Hong Kong: assolto pensionato svizzero che fotografava le proteste
Il 75enne era accusato di “perturbamento dell’ordine pubblico” per aver causato il pestaggio di un impiegato cinese
di Keystone-ATS/MJ
Hong Kong: assolto pensionato svizzero che fotografava le proteste
Foto Shutterstock

Un tribunale di Hong Kong oggi ha assolto dall’accusa di “perturbamento dell’ordine pubblico” un pensionato svizzero che da decenni risiede nell’ex colonia britannica. L’anno scorso si era trovato nel mezzo di una zuffa tra i dimostranti filodemocratici e un impiegato di banca cinese, che era rimasto ferito. Per l’accusa in questione rischiava un anno di detenzione.

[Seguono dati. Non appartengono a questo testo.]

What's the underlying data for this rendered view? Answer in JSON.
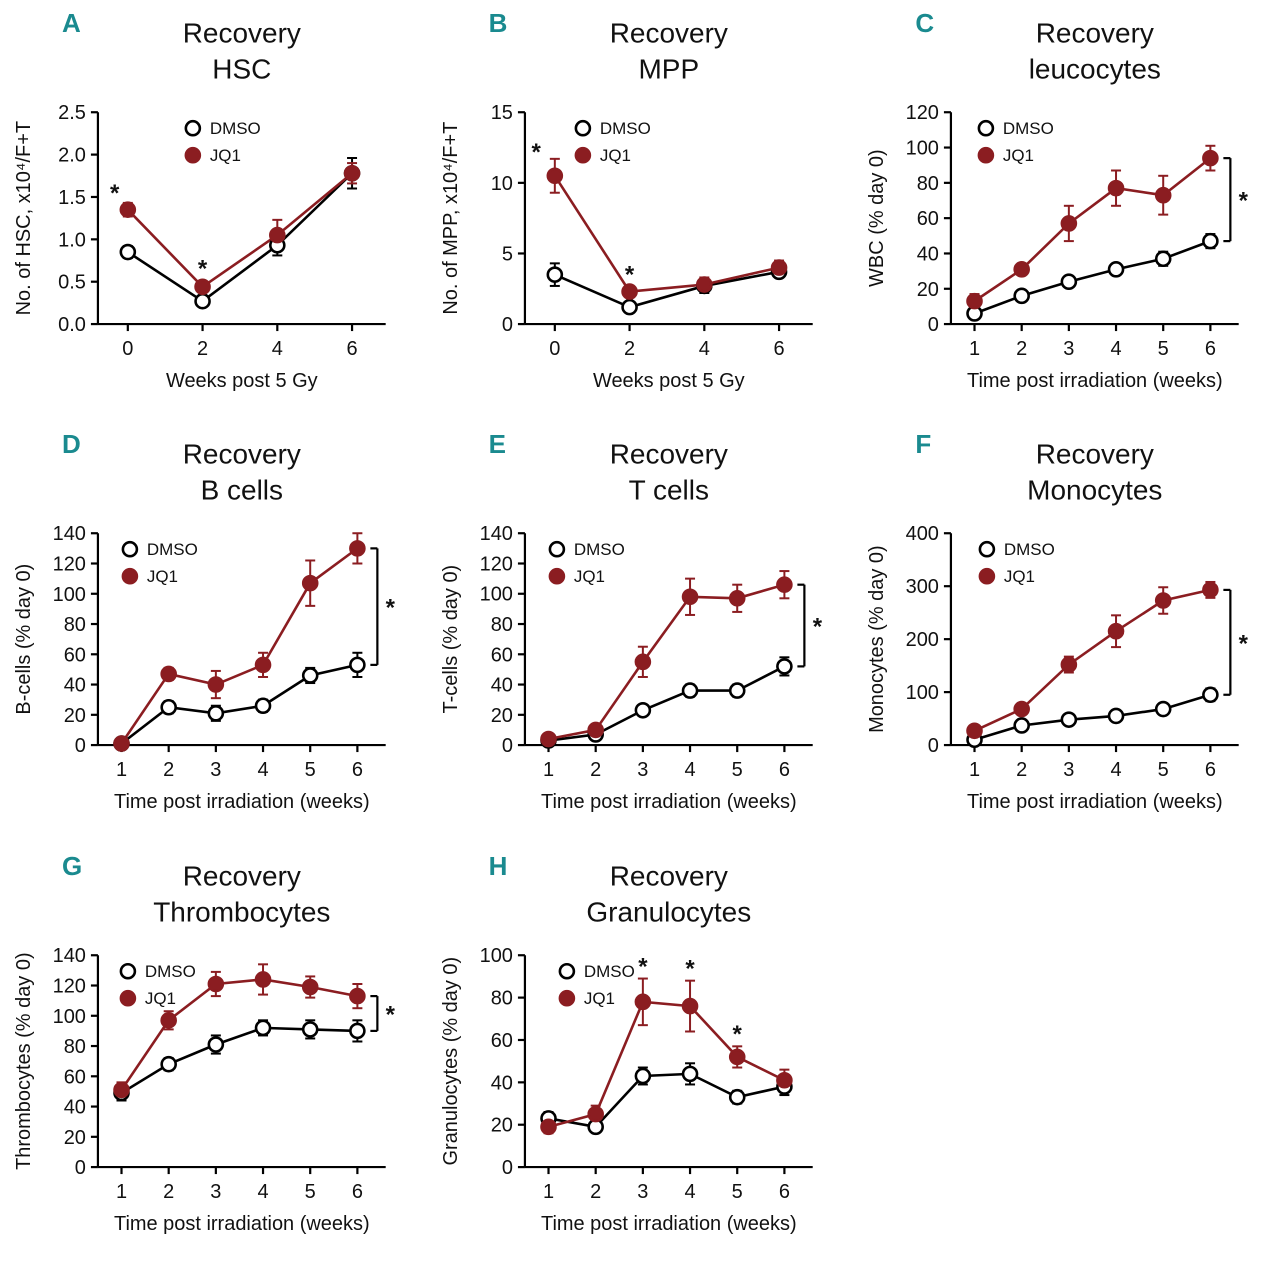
{
  "figure": {
    "background": "#ffffff",
    "panel_letter_color": "#1a8a8f",
    "dmso_color": "#000000",
    "jq1_color": "#8b1d21",
    "legend_entries": [
      "DMSO",
      "JQ1"
    ]
  },
  "chart_data": [
    {
      "type": "line",
      "panel": "A",
      "title": [
        "Recovery",
        "HSC"
      ],
      "xlabel": "Weeks post 5 Gy",
      "ylabel": "No. of HSC, x10⁴/F+T",
      "x": [
        0,
        2,
        4,
        6
      ],
      "xticks": [
        0,
        2,
        4,
        6
      ],
      "xlim": [
        -0.8,
        6.9
      ],
      "ylim": [
        0,
        2.5
      ],
      "yticks": [
        0,
        0.5,
        1,
        1.5,
        2,
        2.5
      ],
      "ytick_decimals": 1,
      "grid": false,
      "legend_position": "top-left",
      "legend_dx": 95,
      "series": [
        {
          "name": "DMSO",
          "values": [
            0.85,
            0.27,
            0.93,
            1.78
          ],
          "errors": [
            0.07,
            0.05,
            0.12,
            0.18
          ]
        },
        {
          "name": "JQ1",
          "values": [
            1.35,
            0.44,
            1.05,
            1.78
          ],
          "errors": [
            0.08,
            0.05,
            0.18,
            0.12
          ]
        }
      ],
      "point_stars": [
        {
          "x": -0.35,
          "y": 1.45
        },
        {
          "x": 2,
          "y": 0.56
        }
      ],
      "bracket_star": false
    },
    {
      "type": "line",
      "panel": "B",
      "title": [
        "Recovery",
        "MPP"
      ],
      "xlabel": "Weeks post 5 Gy",
      "ylabel": "No. of MPP, x10⁴/F+T",
      "x": [
        0,
        2,
        4,
        6
      ],
      "xticks": [
        0,
        2,
        4,
        6
      ],
      "xlim": [
        -0.8,
        6.9
      ],
      "ylim": [
        0,
        15
      ],
      "yticks": [
        0,
        5,
        10,
        15
      ],
      "ytick_decimals": 0,
      "grid": false,
      "legend_position": "top-left",
      "legend_dx": 58,
      "series": [
        {
          "name": "DMSO",
          "values": [
            3.5,
            1.2,
            2.7,
            3.7
          ],
          "errors": [
            0.8,
            0.3,
            0.5,
            0.4
          ]
        },
        {
          "name": "JQ1",
          "values": [
            10.5,
            2.3,
            2.8,
            4.0
          ],
          "errors": [
            1.2,
            0.4,
            0.5,
            0.5
          ]
        }
      ],
      "point_stars": [
        {
          "x": -0.5,
          "y": 11.6
        },
        {
          "x": 2,
          "y": 2.95
        }
      ],
      "bracket_star": false
    },
    {
      "type": "line",
      "panel": "C",
      "title": [
        "Recovery",
        "leucocytes"
      ],
      "xlabel": "Time post irradiation (weeks)",
      "ylabel": "WBC (% day 0)",
      "x": [
        1,
        2,
        3,
        4,
        5,
        6
      ],
      "xticks": [
        1,
        2,
        3,
        4,
        5,
        6
      ],
      "xlim": [
        0.5,
        6.6
      ],
      "ylim": [
        0,
        120
      ],
      "yticks": [
        0,
        20,
        40,
        60,
        80,
        100,
        120
      ],
      "ytick_decimals": 0,
      "grid": false,
      "legend_position": "top-left",
      "legend_dx": 35,
      "series": [
        {
          "name": "DMSO",
          "values": [
            6,
            16,
            24,
            31,
            37,
            47
          ],
          "errors": [
            2,
            3,
            3,
            3,
            4,
            4
          ]
        },
        {
          "name": "JQ1",
          "values": [
            13,
            31,
            57,
            77,
            73,
            94
          ],
          "errors": [
            4,
            3,
            10,
            10,
            11,
            7
          ]
        }
      ],
      "point_stars": [],
      "bracket_star": true
    },
    {
      "type": "line",
      "panel": "D",
      "title": [
        "Recovery",
        "B cells"
      ],
      "xlabel": "Time post irradiation (weeks)",
      "ylabel": "B-cells (% day 0)",
      "x": [
        1,
        2,
        3,
        4,
        5,
        6
      ],
      "xticks": [
        1,
        2,
        3,
        4,
        5,
        6
      ],
      "xlim": [
        0.5,
        6.6
      ],
      "ylim": [
        0,
        140
      ],
      "yticks": [
        0,
        20,
        40,
        60,
        80,
        100,
        120,
        140
      ],
      "ytick_decimals": 0,
      "grid": false,
      "legend_position": "top-left",
      "legend_dx": 32,
      "series": [
        {
          "name": "DMSO",
          "values": [
            1,
            25,
            21,
            26,
            46,
            53
          ],
          "errors": [
            1,
            4,
            5,
            4,
            5,
            8
          ]
        },
        {
          "name": "JQ1",
          "values": [
            1,
            47,
            40,
            53,
            107,
            130
          ],
          "errors": [
            1,
            4,
            9,
            8,
            15,
            10
          ]
        }
      ],
      "point_stars": [],
      "bracket_star": true
    },
    {
      "type": "line",
      "panel": "E",
      "title": [
        "Recovery",
        "T cells"
      ],
      "xlabel": "Time post irradiation (weeks)",
      "ylabel": "T-cells (% day 0)",
      "x": [
        1,
        2,
        3,
        4,
        5,
        6
      ],
      "xticks": [
        1,
        2,
        3,
        4,
        5,
        6
      ],
      "xlim": [
        0.5,
        6.6
      ],
      "ylim": [
        0,
        140
      ],
      "yticks": [
        0,
        20,
        40,
        60,
        80,
        100,
        120,
        140
      ],
      "ytick_decimals": 0,
      "grid": false,
      "legend_position": "top-left",
      "legend_dx": 32,
      "series": [
        {
          "name": "DMSO",
          "values": [
            3,
            7,
            23,
            36,
            36,
            52
          ],
          "errors": [
            1,
            2,
            3,
            4,
            4,
            6
          ]
        },
        {
          "name": "JQ1",
          "values": [
            4,
            10,
            55,
            98,
            97,
            106
          ],
          "errors": [
            1,
            3,
            10,
            12,
            9,
            9
          ]
        }
      ],
      "point_stars": [],
      "bracket_star": true
    },
    {
      "type": "line",
      "panel": "F",
      "title": [
        "Recovery",
        "Monocytes"
      ],
      "xlabel": "Time post irradiation (weeks)",
      "ylabel": "Monocytes (% day 0)",
      "x": [
        1,
        2,
        3,
        4,
        5,
        6
      ],
      "xticks": [
        1,
        2,
        3,
        4,
        5,
        6
      ],
      "xlim": [
        0.5,
        6.6
      ],
      "ylim": [
        0,
        400
      ],
      "yticks": [
        0,
        100,
        200,
        300,
        400
      ],
      "ytick_decimals": 0,
      "grid": false,
      "legend_position": "top-left",
      "legend_dx": 36,
      "series": [
        {
          "name": "DMSO",
          "values": [
            10,
            37,
            48,
            55,
            68,
            95
          ],
          "errors": [
            5,
            8,
            8,
            8,
            10,
            12
          ]
        },
        {
          "name": "JQ1",
          "values": [
            27,
            68,
            152,
            215,
            273,
            293
          ],
          "errors": [
            8,
            10,
            15,
            30,
            25,
            15
          ]
        }
      ],
      "point_stars": [],
      "bracket_star": true
    },
    {
      "type": "line",
      "panel": "G",
      "title": [
        "Recovery",
        "Thrombocytes"
      ],
      "xlabel": "Time post irradiation (weeks)",
      "ylabel": "Thrombocytes (% day 0)",
      "x": [
        1,
        2,
        3,
        4,
        5,
        6
      ],
      "xticks": [
        1,
        2,
        3,
        4,
        5,
        6
      ],
      "xlim": [
        0.5,
        6.6
      ],
      "ylim": [
        0,
        140
      ],
      "yticks": [
        0,
        20,
        40,
        60,
        80,
        100,
        120,
        140
      ],
      "ytick_decimals": 0,
      "grid": false,
      "legend_position": "top-left",
      "legend_dx": 30,
      "series": [
        {
          "name": "DMSO",
          "values": [
            49,
            68,
            81,
            92,
            91,
            90
          ],
          "errors": [
            5,
            4,
            6,
            5,
            6,
            7
          ]
        },
        {
          "name": "JQ1",
          "values": [
            51,
            97,
            121,
            124,
            119,
            113
          ],
          "errors": [
            5,
            6,
            8,
            10,
            7,
            8
          ]
        }
      ],
      "point_stars": [],
      "bracket_star": true
    },
    {
      "type": "line",
      "panel": "H",
      "title": [
        "Recovery",
        "Granulocytes"
      ],
      "xlabel": "Time post irradiation (weeks)",
      "ylabel": "Granulocytes (% day 0)",
      "x": [
        1,
        2,
        3,
        4,
        5,
        6
      ],
      "xticks": [
        1,
        2,
        3,
        4,
        5,
        6
      ],
      "xlim": [
        0.5,
        6.6
      ],
      "ylim": [
        0,
        100
      ],
      "yticks": [
        0,
        20,
        40,
        60,
        80,
        100
      ],
      "ytick_decimals": 0,
      "grid": false,
      "legend_position": "top-left",
      "legend_dx": 42,
      "series": [
        {
          "name": "DMSO",
          "values": [
            23,
            19,
            43,
            44,
            33,
            38
          ],
          "errors": [
            3,
            2,
            4,
            5,
            3,
            4
          ]
        },
        {
          "name": "JQ1",
          "values": [
            19,
            25,
            78,
            76,
            52,
            41
          ],
          "errors": [
            3,
            4,
            11,
            12,
            5,
            5
          ]
        }
      ],
      "point_stars": [
        {
          "x": 3,
          "y": 91
        },
        {
          "x": 4,
          "y": 90
        },
        {
          "x": 5,
          "y": 59
        }
      ],
      "bracket_star": false
    }
  ]
}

Sulla scena per fotografare
I fatti risalgono al 4 ottobre del 2019, al culmine di quattro mesi di manifestazioni a favore della democrazia a Hong Kong. Marc Progin, ora 75enne, ha fotografato un alterco fuori dagli uffici della banca statunitense JP Morgan Chase, dove Lin Nan, un impiegato della Cina continentale, è stato attaccato da dimostranti filodemocratici. Questi ultimi si erano incolleriti in seguito all’affermazione “siamo tutti cinesi”, profferita dall’impiegato, ritenuta una provocazione.

Un video diventato virale mostrava Progin che chiudeva la porta in vetro della banca per fotografare meglio gli eventi, impedendo così all’impiegato di rientrare velocemente in banca. Qualche secondo dopo, Lin è stato ripetutamente preso a pugni da un dimostrante, con il volto coperto da un passamontagna, che si è poi subito dileguato.

L’accusa
Le immagini avevano hanno suscitato la rabbia delle autorità cinesi, e quelle di Hong Kong hanno quindi intrapreso un’azione legale contro lo svizzero. Al processo, i procuratori hanno accusato il 75enne di aver deliberatamente chiuso la porta della banca e che la sua azione ha permesso l’assalto all’impiegato: un fatto ritenuto equivalente a “perturbamento dell’ordine pubblico”.

I legali dello svizzero hanno invece spiegato che stava solo facendo il suo lavoro di fotografo amatoriale, e che aveva chiuso la porta per meglio posizionarsi al fine di riprendere della scena. Gli avvocati hanno anche mostrato in tribunale altri cliché di Progin per cercare di dimostrare che stava lavorando e non dimostrando.

La giudice Stephanie Tsui ha quindi detto che il tribunale non poteva escludere che la sua intenzione fosse quella di “fare delle buone foto”.

A Hong Kong da 44 anni
Marc Progin si è trasferito nel 1976 nell’allora colonia britannica (1842-1997), dove ha intrapreso una carriera di orologiaio. Viaggiava spesso nella regione asiatica, segnatamente in Cina. Dopo il pensionamento si è dedicato a fondo alla fotografia, realizzando numerose esposizioni, in particolare sui nomadi della Mongolia. Quando è iniziata la crisi politica a Hong Kong, nel giugno del 2019, Progin è andato diverse volte a scattare istantanee delle maggiori contestazioni dalla retrocessione alla Cina nel 1997.

Almeno 10’000 persone sono state arrestate a Hong Kong dall’inizio del movimento pro democrazia.